Le Québec est la région la moins libre économiquement d’Amérique.  Parce que la province n’est pas libre, les investisseurs privés placent leur argent ailleurs.  Parce que les investisseurs privés placent leur argent ailleurs, le Québec comble la différence avec des fonds publics.  Parce que le Québec comble la différence avec des fonds publics, il doit taxer plus qu’ailleurs.  Parce que le Québec taxe plus qu’ailleurs, le Québec est la région la moins libre économiquement d’Amérique.  Et le cycle recommence…

A self-fulfilling prophecy

Étatisme

À titre indicatif, pour l’année 2010, 34,9% des investissements en immobilisation au Québec étaient publics.  En Alberta et en Ontario, cette proportion n’était que de 17,0% et 29,8% respectivement.

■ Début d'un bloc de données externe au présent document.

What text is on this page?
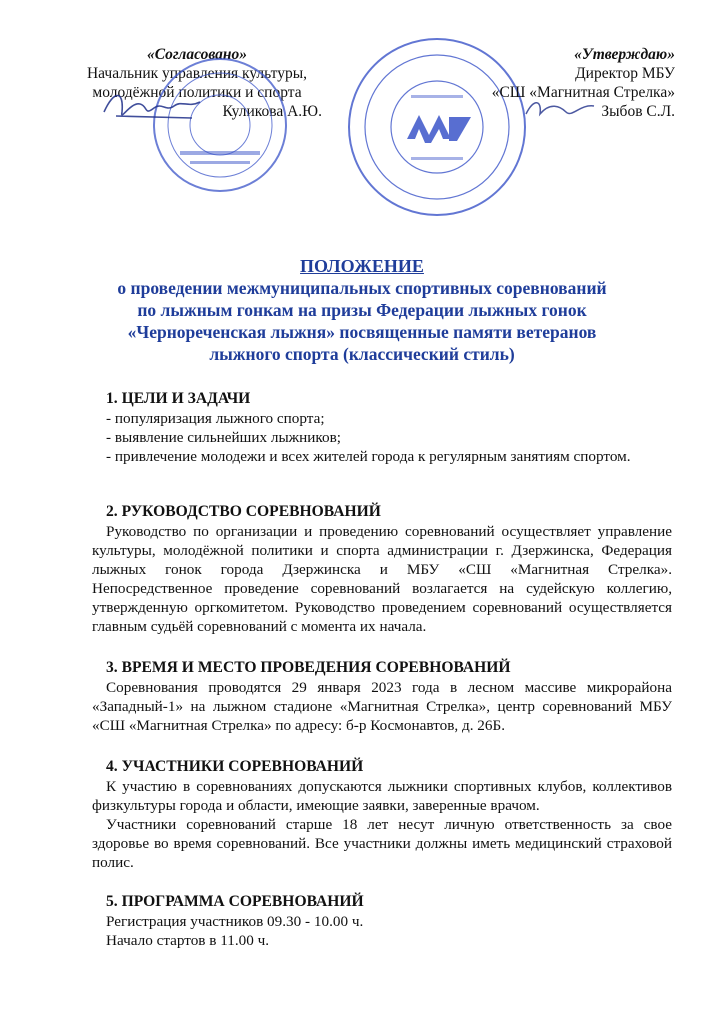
«Согласовано»
Начальник управления культуры,
молодёжной политики и спорта
Куликова А.Ю.
«Утверждаю»
Директор МБУ
«СШ «Магнитная Стрелка»
Зыбов С.Л.
ПОЛОЖЕНИЕ
о проведении межмуниципальных спортивных соревнований
по лыжным гонкам на призы Федерации лыжных гонок
«Чернореченская лыжня» посвященные памяти ветеранов
лыжного спорта (классический стиль)
1. ЦЕЛИ И ЗАДАЧИ

- популяризация лыжного спорта;

- выявление сильнейших лыжников;

- привлечение молодежи и всех жителей города к регулярным занятиям спортом.

2. РУКОВОДСТВО СОРЕВНОВАНИЙ

Руководство по организации и проведению соревнований осуществляет управление культуры, молодёжной политики и спорта администрации г. Дзержинска, Федерация лыжных гонок города Дзержинска и МБУ «СШ «Магнитная Стрелка». Непосредственное проведение соревнований возлагается на судейскую коллегию, утвержденную оргкомитетом. Руководство проведением соревнований осуществляется главным судьёй соревнований с момента их начала.

3. ВРЕМЯ И МЕСТО ПРОВЕДЕНИЯ СОРЕВНОВАНИЙ

Соревнования проводятся 29 января 2023 года в лесном массиве микрорайона «Западный-1» на лыжном стадионе «Магнитная Стрелка», центр соревнований МБУ «СШ «Магнитная Стрелка» по адресу: б-р Космонавтов, д. 26Б.

4. УЧАСТНИКИ СОРЕВНОВАНИЙ

К участию в соревнованиях допускаются лыжники спортивных клубов, коллективов физкультуры города и области, имеющие заявки, заверенные врачом.

Участники соревнований старше 18 лет несут личную ответственность за свое здоровье во время соревнований. Все участники должны иметь медицинский страховой полис.

5. ПРОГРАММА СОРЕВНОВАНИЙ

Регистрация участников 09.30 - 10.00 ч.

Начало стартов в 11.00 ч.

Si, de 1991 à 2010, le Québec avait eu la même proportion d’investissements publics que le reste du Canada, la province aurait pu économiser 75,2 milliards de dollars (dollars constants).  Quand l’État distribue autant d’argent, il ne faut pas se surprendre de voir autant de corruption.  Chacun est prêt à faire n’importe quoi pour avoir le droit de piger dans le proverbial plat de bonbons.

Pour terminer, soulignons qu’en 1991, le Québec attirait 20,0% des investissements privés au Canada.  En 2010, cette proportion est passée à 17,5%.